Who Really Benefits from India’s Fab Ecosystem?

Every few months a new groundbreaking ceremony adds a node to the map of India’s semiconductor ambition. The coverage that follows tends to ask the same question: can India make advanced chips? It is the wrong question — or at least an incomplete one. A fab is not a factory that happens to make chips; it is the visible apex of a dense industrial system whose viability is decided by everything around it.

This report takes the system, rather than the chip, as its unit of analysis. It asks a different question: when India builds semiconductor capacity, which parts of the industrial stack actually capture the value, where do the binding constraints sit, and what second-order transformations follow in the regions that host it?

01 — FramingThe wrong question

Public debate fixates on the front end — the wafer fab and its process node. Nodes are legible: a number, a ranking, a sense of catching up or falling behind. But the node tells you very little about industrial impact. A leading-edge fab and a mature-node line draw on overlapping ecosystems of water, power, gases, substrates, logistics and skilled labour. The economic transformation a cluster produces is largely a function of that surrounding system, not the nanometre figure on the press release.
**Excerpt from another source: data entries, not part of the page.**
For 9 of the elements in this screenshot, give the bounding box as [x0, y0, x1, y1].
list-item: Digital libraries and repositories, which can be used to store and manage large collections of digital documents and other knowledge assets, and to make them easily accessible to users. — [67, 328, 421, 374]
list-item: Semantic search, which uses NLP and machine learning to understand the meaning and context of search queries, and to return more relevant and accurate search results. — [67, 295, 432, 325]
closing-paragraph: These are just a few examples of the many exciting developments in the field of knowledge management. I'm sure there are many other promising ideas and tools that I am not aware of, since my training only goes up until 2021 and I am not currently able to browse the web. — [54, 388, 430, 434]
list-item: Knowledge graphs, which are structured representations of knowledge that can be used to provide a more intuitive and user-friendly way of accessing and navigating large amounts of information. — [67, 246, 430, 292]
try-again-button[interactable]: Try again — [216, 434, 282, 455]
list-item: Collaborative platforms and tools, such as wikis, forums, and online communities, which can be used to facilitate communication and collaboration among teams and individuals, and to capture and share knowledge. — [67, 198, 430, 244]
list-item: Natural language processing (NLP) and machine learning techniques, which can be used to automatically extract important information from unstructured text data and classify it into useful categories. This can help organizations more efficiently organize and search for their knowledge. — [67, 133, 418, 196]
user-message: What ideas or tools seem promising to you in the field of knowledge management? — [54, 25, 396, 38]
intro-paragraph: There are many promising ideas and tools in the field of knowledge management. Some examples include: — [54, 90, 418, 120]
India’s flagship programme — the India Semiconductor Mission, backed by a fiscal envelope first announced at roughly ₹76,000 crore and subsequently broadened — was designed precisely to underwrite this surrounding system, offering support across fabrication, display, compound semiconductors, packaging and design. The policy architecture implicitly concedes the point this report makes explicit: the chip is the smallest part of the problem.

02 — The buildWhat India is actually building

Strip away the framing and the early portfolio is clear. The announced projects cluster around two categories: mature-node and specialty fabrication, and back-end assembly, test and packaging. Tata Electronics’ fab in Dholera, in partnership with Taiwan’s Powerchip (PSMC), targets mature and specialty nodes rather than the bleeding edge. The larger number of projects, however, sit in the back end: Micron’s assembly and test facility in Sanand, Tata’s packaging plant in Assam, and OSAT investments from players such as CG Power and Kaynes.

This is not a shortcoming; it is the textbook entry strategy. Mature nodes and packaging are where most of the world’s chips by volume are actually made, where capital intensity is lower, where ramps are faster, and where a new manufacturing economy can build the operational muscle a future leading-edge ambition would require. The realistic near-term story is therefore an industrialisation story, not a frontier-technology story.

03 — StructureThe dependency stack

Treat the cluster as a graph (Fig. 1). At the centre sits the fab or packaging line. Radiating outward are the dependencies that determine whether it can run at competitive yield and cost: ultrapure water and firm power on the utility side; substrates, photoresists, specialty gases and chemicals on the materials side; bonded logistics and customs throughput; capital; policy stability; and the deepest constraint of all, process talent.

The instructive feature of the graph is that the high-value, high-risk edges point outward and abroad. The tools come from a handful of global equipment makers. The materials come from established suppliers concentrated in East Asia. In the early years, the cluster is a node that imports most of its critical inputs and exports a manufacturing service. Localisation of those edges — not the existence of the node — is the real measure of ecosystem maturity.